The further she was from Russia, the more damage he could do to any and everyone who might have put her in this fucking hospital in the first place.

“Oh well for her,” Demyan returned.

Silently, Vaslav thought: touché.

He wasn’t foolish enough to actually say it. Even that didn’t last long before her gaze drifted away to the stiff blankets tucked in tight around her on the bed. It was her quiet moments lately that killed him the most because that’s when he saw the sadness she couldn’t hide in her eyes.

Even if she wasn’t crying.

Even if there weren’t tears.

Inside, in her heart, he knew she hurt. It constantly radiated from her every second that he was in her presence whether they were talking, and she was smiling, or not. An ever-present cloud hanging over the two of them that she, for some reason, wouldn’t speak about.

He tried to understand. They’d had something just long enough to have it ripped away. Before they could be happy or angry; before a single decision about her pregnancy was even considered between them, the selfishness of someone else made the call.

So, he tried. To give her time. For her to be quiet. If that’s what she needs, he thought. Yet nothing, not even her, suggested what he did was helping.

“Tell my daughter that I love her, and her mother and I will see her soon,” Demyan said before he abruptly ended the phone call.

Vaslav didn’t take offense, and tossed the device to the middle of Vera’s bed where she could grab it if she wanted. Not that she did once she seen the screen was black again.

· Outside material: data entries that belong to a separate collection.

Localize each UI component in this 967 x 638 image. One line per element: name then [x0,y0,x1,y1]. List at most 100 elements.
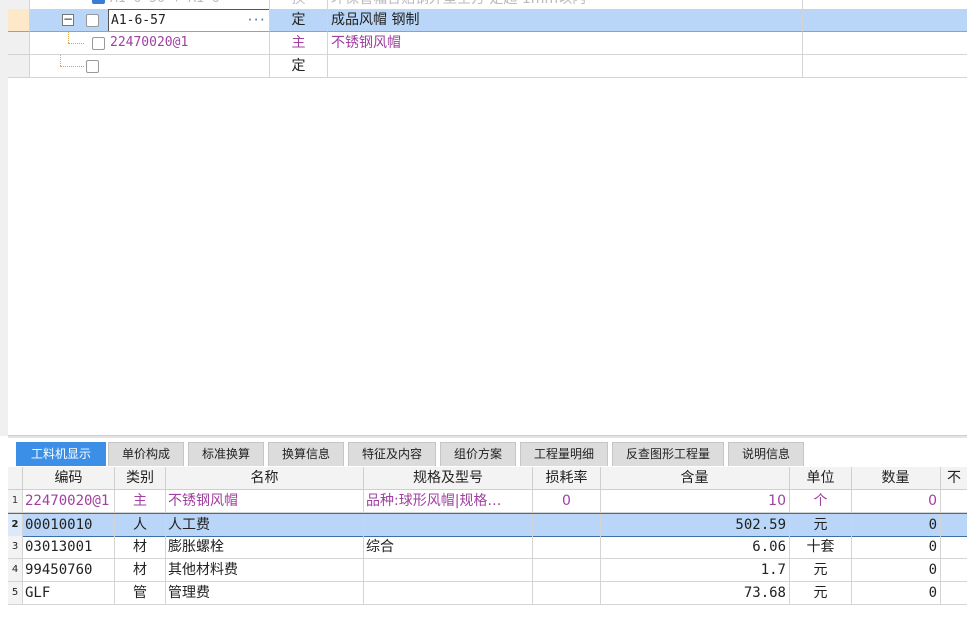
quantity-cell[interactable]: 0 [852,559,941,582]
truncated-cell [941,536,967,559]
content-cell[interactable]: 502.59 [601,514,790,537]
tab-standard-conversion[interactable]: 标准换算 [188,442,264,466]
row-indicator [8,32,30,55]
header-unit[interactable]: 单位 [790,467,852,490]
loss-rate-cell[interactable] [533,582,601,605]
type-cell[interactable]: 材 [115,559,166,582]
type-cell[interactable]: 材 [115,536,166,559]
header-loss-rate[interactable]: 损耗率 [533,467,601,490]
row-checkbox[interactable] [92,0,105,4]
row-number: 5 [8,582,23,605]
code-cell[interactable]: GLF [23,582,115,605]
extra-cell [803,32,967,55]
name-cell[interactable]: 不锈钢风帽 [166,490,364,513]
tab-quantity-details[interactable]: 工程量明细 [520,442,608,466]
loss-rate-cell[interactable] [533,514,601,537]
row-indicator [8,9,30,32]
unit-cell[interactable]: 个 [790,490,852,513]
row-number: 1 [8,490,23,513]
tab-pricing-scheme[interactable]: 组价方案 [440,442,516,466]
code-cell[interactable] [30,55,270,78]
tab-description[interactable]: 说明信息 [728,442,804,466]
quantity-cell[interactable]: 0 [852,536,941,559]
spec-cell[interactable] [364,582,533,605]
table-row[interactable]: 定 [8,55,967,78]
name-cell[interactable]: 人工费 [166,514,364,537]
spec-cell[interactable] [364,514,533,537]
row-checkbox[interactable] [86,14,99,27]
content-cell[interactable]: 10 [601,490,790,513]
code-cell[interactable]: 00010010 [23,514,115,537]
header-spec[interactable]: 规格及型号 [364,467,533,490]
tree-line [68,43,84,44]
unit-cell[interactable]: 元 [790,582,852,605]
row-number: 3 [8,536,23,559]
name-cell[interactable]: 其他材料费 [166,559,364,582]
type-cell: 定 [270,9,328,32]
header-quantity[interactable]: 数量 [852,467,941,490]
unit-cell[interactable]: 十套 [790,536,852,559]
name-cell: 成品风帽 钢制 [328,9,803,32]
code-cell[interactable]: 22470020@1 [23,490,115,513]
tab-unit-price-composition[interactable]: 单价构成 [108,442,184,466]
header-name[interactable]: 名称 [166,467,364,490]
header-content[interactable]: 含量 [601,467,790,490]
name-cell[interactable]: 膨胀螺栓 [166,536,364,559]
left-gutter [0,0,8,436]
loss-rate-cell[interactable] [533,559,601,582]
truncated-cell [941,582,967,605]
table-row[interactable]: 5 GLF 管 管理费 73.68 元 0 [8,582,967,605]
spec-cell[interactable] [364,559,533,582]
loss-rate-cell[interactable] [533,536,601,559]
quantity-cell[interactable]: 0 [852,582,941,605]
type-cell[interactable]: 主 [115,490,166,513]
tab-reverse-graphic-quantity[interactable]: 反查图形工程量 [612,442,724,466]
table-row[interactable]: 4 99450760 材 其他材料费 1.7 元 0 [8,559,967,582]
unit-cell[interactable]: 元 [790,559,852,582]
code-cell[interactable]: 99450760 [23,559,115,582]
table-row[interactable]: 3 03013001 材 膨胀螺栓 综合 6.06 十套 0 [8,536,967,559]
type-cell[interactable]: 人 [115,514,166,537]
header-truncated[interactable]: 不 [941,467,967,490]
row-number: 4 [8,559,23,582]
code-cell[interactable]: 22470020@1 [30,32,270,55]
name-cell: 不锈钢风帽 [328,32,803,55]
quantity-cell[interactable]: 0 [852,514,941,537]
code-cell[interactable]: − A1-6-57 ··· [30,9,270,32]
content-cell[interactable]: 1.7 [601,559,790,582]
tab-conversion-info[interactable]: 换算信息 [268,442,344,466]
tree-line [68,32,69,43]
code-edit-field[interactable]: A1-6-57 ··· [108,9,269,31]
code-cell[interactable]: 03013001 [23,536,115,559]
app-window: A1-6-56 + A1-6 换 环保管幅合贴钢外型空方 定超 1mm以内 − … [0,0,967,638]
truncated-cell [941,559,967,582]
loss-rate-cell[interactable]: 0 [533,490,601,513]
truncated-cell [941,514,967,537]
content-cell[interactable]: 73.68 [601,582,790,605]
row-checkbox[interactable] [92,37,105,50]
type-cell[interactable]: 管 [115,582,166,605]
table-header: 编码 类别 名称 规格及型号 损耗率 含量 单位 数量 不 [8,467,967,490]
tab-labor-material-machine[interactable]: 工料机显示 [16,442,106,466]
tab-features-content[interactable]: 特征及内容 [348,442,436,466]
table-row-selected[interactable]: 2 00010010 人 人工费 502.59 元 0 [8,513,967,537]
table-row-selected[interactable]: − A1-6-57 ··· 定 成品风帽 钢制 [8,9,967,32]
row-checkbox[interactable] [86,60,99,73]
table-row[interactable]: 1 22470020@1 主 不锈钢风帽 品种:球形风帽|规格… 0 10 个 … [8,490,967,513]
quantity-cell[interactable]: 0 [852,490,941,513]
type-cell: 主 [270,32,328,55]
spec-cell[interactable]: 品种:球形风帽|规格… [364,490,533,513]
row-number: 2 [8,514,23,537]
name-cell[interactable]: 管理费 [166,582,364,605]
collapse-icon[interactable]: − [62,13,74,26]
truncated-cell [941,490,967,513]
content-cell[interactable]: 6.06 [601,536,790,559]
spec-cell[interactable]: 综合 [364,536,533,559]
header-type[interactable]: 类别 [115,467,166,490]
tree-line [60,66,84,67]
header-code[interactable]: 编码 [23,467,115,490]
more-options-icon[interactable]: ··· [246,10,266,31]
unit-cell[interactable]: 元 [790,514,852,537]
table-row[interactable]: 22470020@1 主 不锈钢风帽 [8,32,967,55]
row-indicator [8,55,30,78]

“You are going across the pond,” he told her before she could argue.

“Hannah’s—”

“Still not awake, kisska. And considering it’s been two weeks, and they still won’t let you into her ICU room ... I don’t know what you want me to say.”

Vera’s shoulders dropped with her hard exhale. “She’s not dead just because she’s in a coma.”

“I didn’t say that, either.”

“She’s not even brain dead.”

“Vera—”

“Who is she gonna wake up to if you make me go?” she asked. “Hannah shouldn’t wake up alone.”